Fin de l’extrait discours indirect libre .
Le couvent = rempart contre le plaisir.
Portrait de Manon plus précis :
- elle comprend à demi-mot le langage de l’amour : cf conjonction de coordination « car » et
infinitive : « pour arrêter sans doute » = relatives : suggèrent qu’elle a déjà eu des amants. La 2 e
relative est une prolepse tragique (annonce tragique de la suite) qui crée des effet d’attente et de
curiosité sur les auditeurs et lecteurs.
Le destin des personnages semble scellé et est apparenté à une chute pour DesGrieux .
Enfin, l 20 à 30, Des Grieux montre comment la rencontre a scellé leurs destins et se présente
avec Manon comme victimes de la passion.
Je combattis la cruelle intention de ses parents par toutes les raisons que mon amour naissant et
mon éloquence scolastique purent me suggérer. Elle n’affecta ni rigueur ni dédain. Elle me dit,
après un moment de silence, qu’elle ne prévoyait que trop qu’elle allait être malheureuse ; mais
que c’était apparemment la volonté du ciel, puisqu’il ne lui laissait nul moyen de l’éviter. La
douceur de ses regards, un air charmant de tristesse en prononçant ces paroles, ou plutôt
l’ascendant de ma destinée, qui m’entraînait à ma perte, ne me permirent pas de balancer un
moment sur ma réponse. Je l’assurai que si elle voulait faire quelque fond sur mon honneur et sur
la tendresse infinie qu’elle m’inspirait déjà, j’emploierais ma vie pour la délivrer de la tyrannie de
ses parents et pour la rendre heureuse. Je me suis étonné mille fois, en y réfléchissant, d’où me
venait alors tant de hardiesse et de facilité à m’exprimer ; mais on ne ferait pas une divinité de
l’amour, s’il n’opérait souvent des prodiges.
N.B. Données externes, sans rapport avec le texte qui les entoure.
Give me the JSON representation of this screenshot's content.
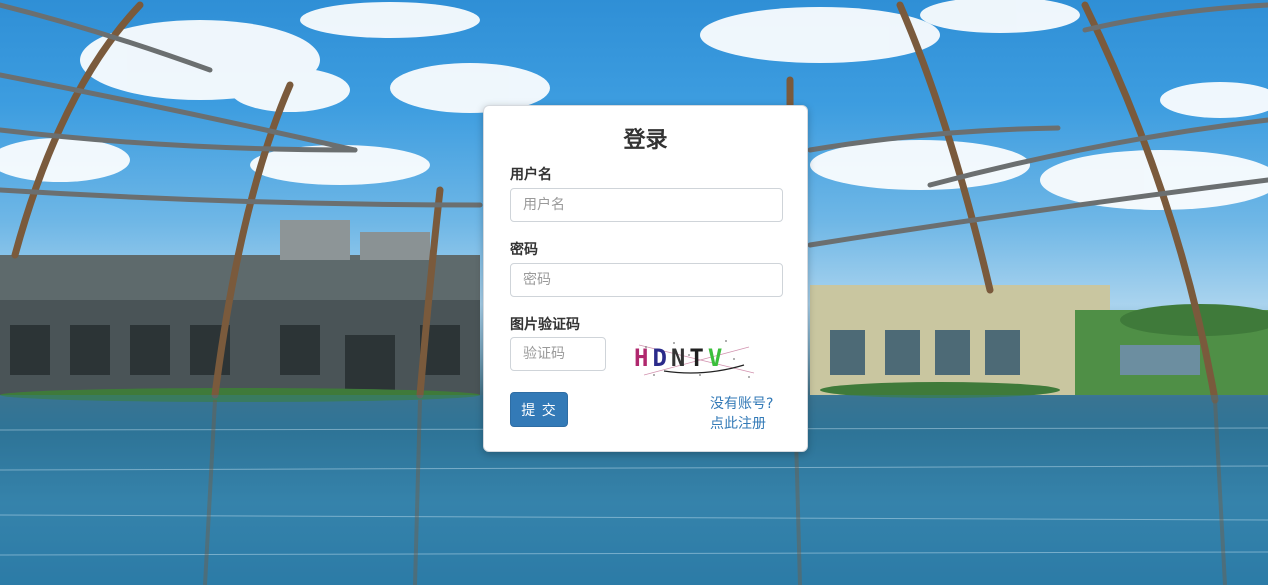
{
  "login": {
    "title": "登录",
    "username_label": "用户名",
    "username_placeholder": "用户名",
    "password_label": "密码",
    "password_placeholder": "密码",
    "captcha_label": "图片验证码",
    "captcha_placeholder": "验证码",
    "captcha_text": "HDNTV",
    "submit_label": "提 交",
    "register_line1": "没有账号?",
    "register_line2": "点此注册"
  },
  "colors": {
    "primary": "#337ab7",
    "link": "#337ab7",
    "card_bg": "#ffffff"
  }
}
Dgrieux se montre soumis à sa passion qui lui fait renoncer à toute moralité.
Se présente dans ses paroles comme un amant chevaleresque : Voc de la passion : « combattis »,
« cruelle » mais maladroit : armes : » les raisons de mon amour », « éloquence scolastique »
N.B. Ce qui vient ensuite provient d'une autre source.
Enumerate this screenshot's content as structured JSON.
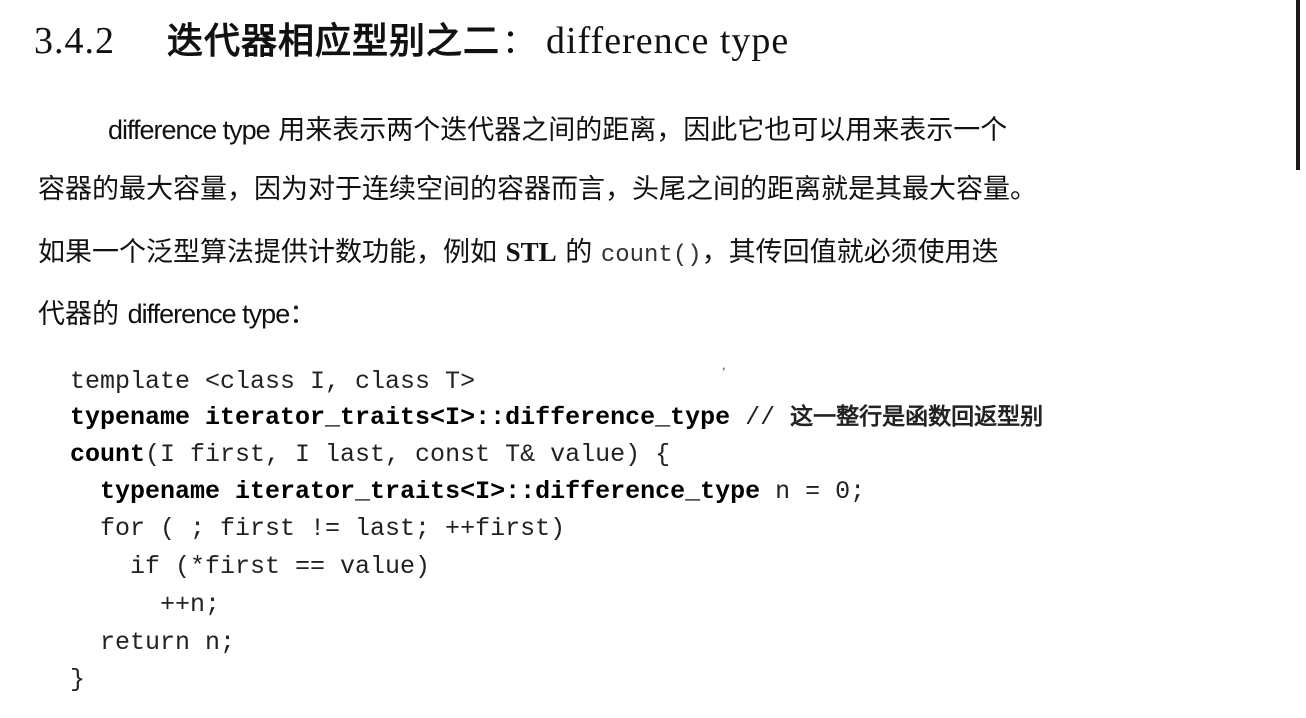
{
  "section": {
    "number": "3.4.2",
    "title_cn": "迭代器相应型别之二",
    "separator": "：",
    "title_en": "difference type"
  },
  "paragraph": {
    "line1": {
      "en_term": "difference type",
      "text": " 用来表示两个迭代器之间的距离，因此它也可以用来表示一个"
    },
    "line2": "容器的最大容量，因为对于连续空间的容器而言，头尾之间的距离就是其最大容量。",
    "line3": {
      "part1": "如果一个泛型算法提供计数功能，例如 ",
      "stl": "STL",
      "part2": " 的 ",
      "code": "count()",
      "part3": "，其传回值就必须使用迭"
    },
    "line4": {
      "part1": "代器的 ",
      "en_term": "difference type",
      "part2": "："
    }
  },
  "code": {
    "line1": "template <class I, class T>",
    "line2_kw": "typename iterator_traits<I>::difference_type",
    "line2_comment": " // ",
    "line2_comment_cn": "这一整行是函数回返型别",
    "line3_kw": "count",
    "line3_rest": "(I first, I last, const T& value) {",
    "line4_indent": "  ",
    "line4_kw": "typename iterator_traits<I>::difference_type",
    "line4_rest": " n = 0;",
    "line5": "  for ( ; first != last; ++first)",
    "line6": "    if (*first == value)",
    "line7": "      ++n;",
    "line8": "  return n;",
    "line9": "}"
  }
}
Manon en contrepoint se présente d’abord comme franche : les négations « ni rigueur, ni
dédain » suggèrent qu’elle ne minaude pas, qu’elle ne joue pas de rôle.
Cependant, cela est tempéré par la pause « après un moment de silence » suivie de paroles au
discours indirect dans lesquelles bien qu’évoquant la morale « malheureuse », « la volonté du
Ciel », elle incite DG à la sauver .

DG est le jouet de la passion : il évoque les effets de ces paroles en un rythme ternaire :
description physique, = victime de la fatalité « l’ascendant de ma destinée qui m’entraînait à ma
perte », passif : « ne me permirent pas ».
Abandonne tout pour elle dans une déclaration d’amour enflammée qui oppose : l »honneur »,
« tendresse », « ma vie entière » contre la « tyrannie de ses parents ».
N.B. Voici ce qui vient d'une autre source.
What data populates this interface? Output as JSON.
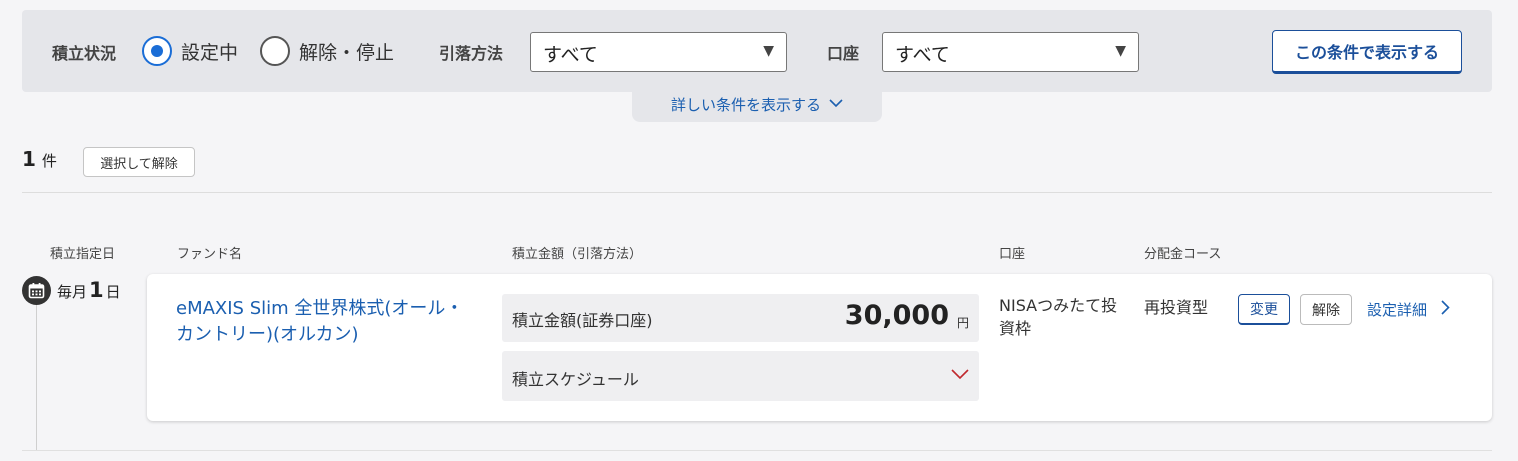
{
  "filter": {
    "status_label": "積立状況",
    "status_options": [
      {
        "label": "設定中",
        "selected": true
      },
      {
        "label": "解除・停止",
        "selected": false
      }
    ],
    "withdrawal_label": "引落方法",
    "withdrawal_value": "すべて",
    "account_label": "口座",
    "account_value": "すべて",
    "apply_button": "この条件で表示する",
    "more_conditions": "詳しい条件を表示する"
  },
  "results": {
    "count": "1",
    "count_unit": "件",
    "clear_selected_button": "選択して解除"
  },
  "columns": {
    "date": "積立指定日",
    "fund": "ファンド名",
    "amount": "積立金額（引落方法）",
    "account": "口座",
    "course": "分配金コース"
  },
  "rows": [
    {
      "date_prefix": "毎月",
      "date_num": "1",
      "date_suffix": "日",
      "fund_name": "eMAXIS Slim 全世界株式(オール・カントリー)(オルカン)",
      "amount_label": "積立金額(証券口座)",
      "amount_value": "30,000",
      "amount_unit": "円",
      "schedule_label": "積立スケジュール",
      "account": "NISAつみたて投資枠",
      "course": "再投資型",
      "change_button": "変更",
      "cancel_button": "解除",
      "detail_link": "設定詳細"
    }
  ],
  "colors": {
    "accent": "#1a6dd6",
    "link": "#1b5fb0",
    "button_primary": "#1b4f9a",
    "panel_bg": "#e5e6ea",
    "schedule_chevron": "#c0282d"
  },
  "icons": {
    "calendar": "calendar-icon",
    "dropdown": "triangle-down-icon",
    "more_chevron": "chevron-down-icon",
    "detail_chevron": "chevron-right-icon"
  }
}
Les dernières lignes constituent une prise de recul du narrateur qui raconte tout cela à
Renoncour.
Voc distance et réflexion : passé composé « je me suis étonné », part présent « réfléchissant » :
suggère la répétition comme l’hyperbole « 1000 fois ».
La conclusion se fait sur un ton didactique : métaphore de l’amour comme un dieu « divinité »,
« prodiges ». C’est une manière pour lui de se dédouaner de sa responsabilité ainsi que Manon. Ils
ont été victimes de l’amour.

Conclusion : Le récit de cette rencontre est placé sous le signe de la fatalité. Il s’ouvre sur le regret
paradoxal de DG qui relate ensuite les circonstances du coup de foudre qui a changé sa vie. Il
dresse ainsi un autoportrait d’un jeune homme naïf soumis à sa passion et un portrait plus
ambivalent de Manon. Si l’extrait se clôt sur l’image traditionnelle de l’amour comme un dieu
puissant c’est une façon de montrer l’habileté de DG qui déresponsabilise les jeunes gens d’avoir
enfreint les règles sociales, familiales, morales.